A 95-year-old Patient With Unexpected Coronavirus Disease 2019 Masked by Aspiration Pneumonia

A Case Report

Francesco Spannella; Letizia Ristori; Federico Giulietti; Serena Re; Paola Schiavi; Piero Giordano; Riccardo Sarzani

Disclosures

J Med Case Reports. 2020;14(82) 

In This Article

Case Presentation

A 95-year-old Caucasian woman was admitted to our Internal Medicine and Geriatrics Department on 2 March 2020. Her symptoms started on 26 February 2020 with onset of fever, cough, and vomiting, which led to her hospitalization in the main general hospital of the town in which she lived, where an initial diagnosis of aspiration pneumonia was made. In the diagnostic workup, she had several comorbidities including arterial hypertension, chronic heart failure, paroxysmal atrial fibrillation, dyslipidemia, stage G4 chronic kidney disease, vascular dementia with deconditioning syndrome, sacral pressure ulcers, and known dysphagia. Home medications were the following: furosemide 25 mg, amiodarone 200 mg, warfarin 5 mg, and pantoprazole 20 mg.

She lived at home with her son and a caregiver. At initial interview, both of them denied any travel to areas of high transmission for COVID-19 or contact with people coming from these areas (there was no clear epidemiological link). She had been vaccinated for the seasonal influenza virus. She was almost totally dependent on both basic activities of daily living (BADL) and instrumental activities of daily living (IADL). On admission, she had fever (39.1 °C) and acute respiratory failure requiring oxygen supplementation with arterial oxygen saturation (SaO2) of 93% with fraction of inspired oxygen (FiO2) of 40%, altered mental status, tachycardia with heart rate of 94 beats per minute (bpm), and high blood pressure (160/80 mmHg). Other relevant features on physical examination were bilateral lung crackles and peripheral pitting edema. On day 1 after admission, a chest computed tomography (CT) scan was performed to better characterize the admission chest X-ray findings (bilateral patchy shadowing, Figure 1), showing multiple bilateral ground glass opacities (GGOs), crazy-paving pattern, and bilateral lobular and sub-segmental areas of consolidation (mainly focused in lingular segment of left lung and inferior lobe of bilateral lungs) (Figure 2). Laboratory tests on admission (Table 1) showed a normal white blood cell (WBC) count with lymphopenia, high C-reactive protein, and slightly increased serum levels of pro-calcitonin. D-dimer and aminotransferase levels were within normal range, whereas N-terminal pro-B natriuretic peptide (NT-proBNP) levels were elevated. Pneumococcal and Legionella urinary antigen tests were negative. Blood and urine cultures were negative. Bronchoalveolar lavage collected from our patient on admission tested positive for methicillin-sensitive Staphylococcus aureus (10,000 CFU/ml) and Citrobacter werkmanii (100,000 CFU/ml), both sensitive to piperacillin-tazobactam. Based on this information, the empiric antimicrobial therapy started on admission with piperacillin-tazobactam was maintained. A bedside swallowing assessment was also performed, confirming dysphagia to both liquids and solids. During the hospitalization, she had two episodes of high-rate atrial fibrillation (160 bpm) treated with metoprolol and amiodarone, with restoration of sinus rhythm. After hemodynamic stabilization, she was transferred to our ward for geriatric management.

Figure 1.

Chest X-ray performed on admission (single supine anteroposterior view) showing bilateral patchy shadowing

Figure 2.

Chest computed tomography performed on day 1 after admission showing multiple bilateral ground glass opacities, coupled with crazy-paving pattern, as well as bilateral lobular and sub-segmental areas of consolidation. Axial view (left); coronal view (center); sagittal view (right)

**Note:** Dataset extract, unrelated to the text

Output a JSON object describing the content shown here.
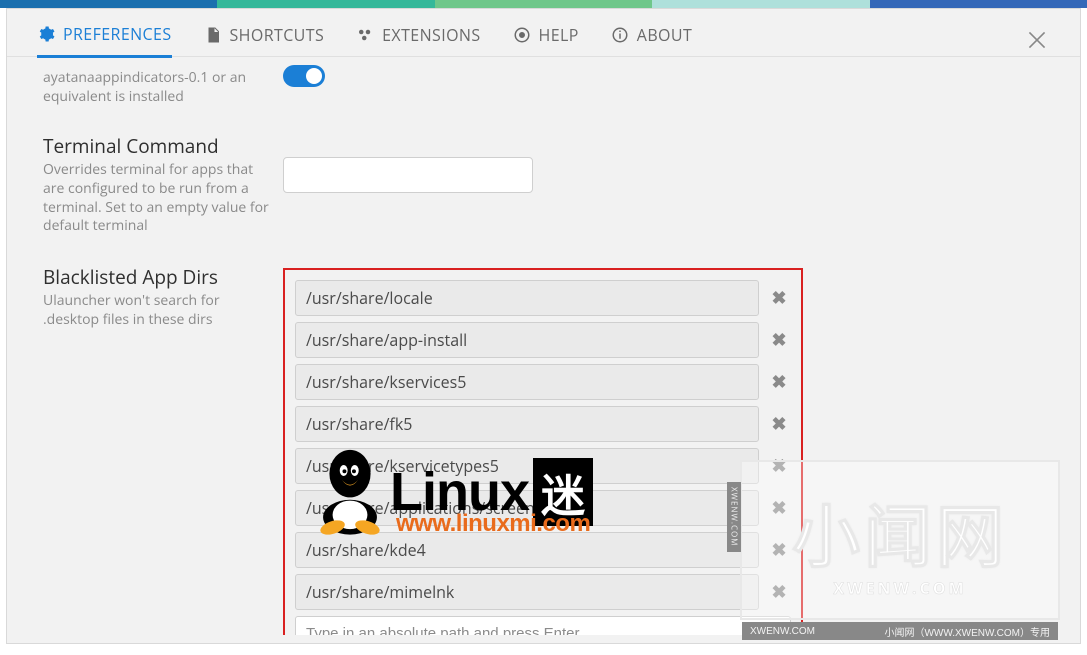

A real-time reverse transcriptase-polymerase chain reaction (rRT-PCR) assay for SARS-CoV-2 was not performed on admission, due to the lack of previous history of travels or close contact with a confirmed or probable case of COVID-19 in the previous 14 days, according to the epidemiological criteria disclosed by health authorities at that time (World Health Organization's criteria of suspicion for SARS-CoV-2 infection). However, after her admission at our ward, the persistence of severe hypoxemia, fever (37.6 °C), cough, and high C-reactive protein (14.68 mg/dl) coupled with reduced pro-calcitonin (0.14 ng/ml) after appropriate antibiotic therapy, prompted us to collect nasopharyngeal and oropharyngeal swabs on 3 March 2020 even in the absence of epidemiological criteria. The rRT-PCR assay tested positive for SARS-CoV-2 infection. She was then isolated and managed by a dedicated health care team, according to the protocol of our hospital. After an initial period of clinical stability with high-flow oxygen, she required continuous positive airway pressure in order to maintain adequate oxygenation. On 25 March 2020 she died of cardiac complications.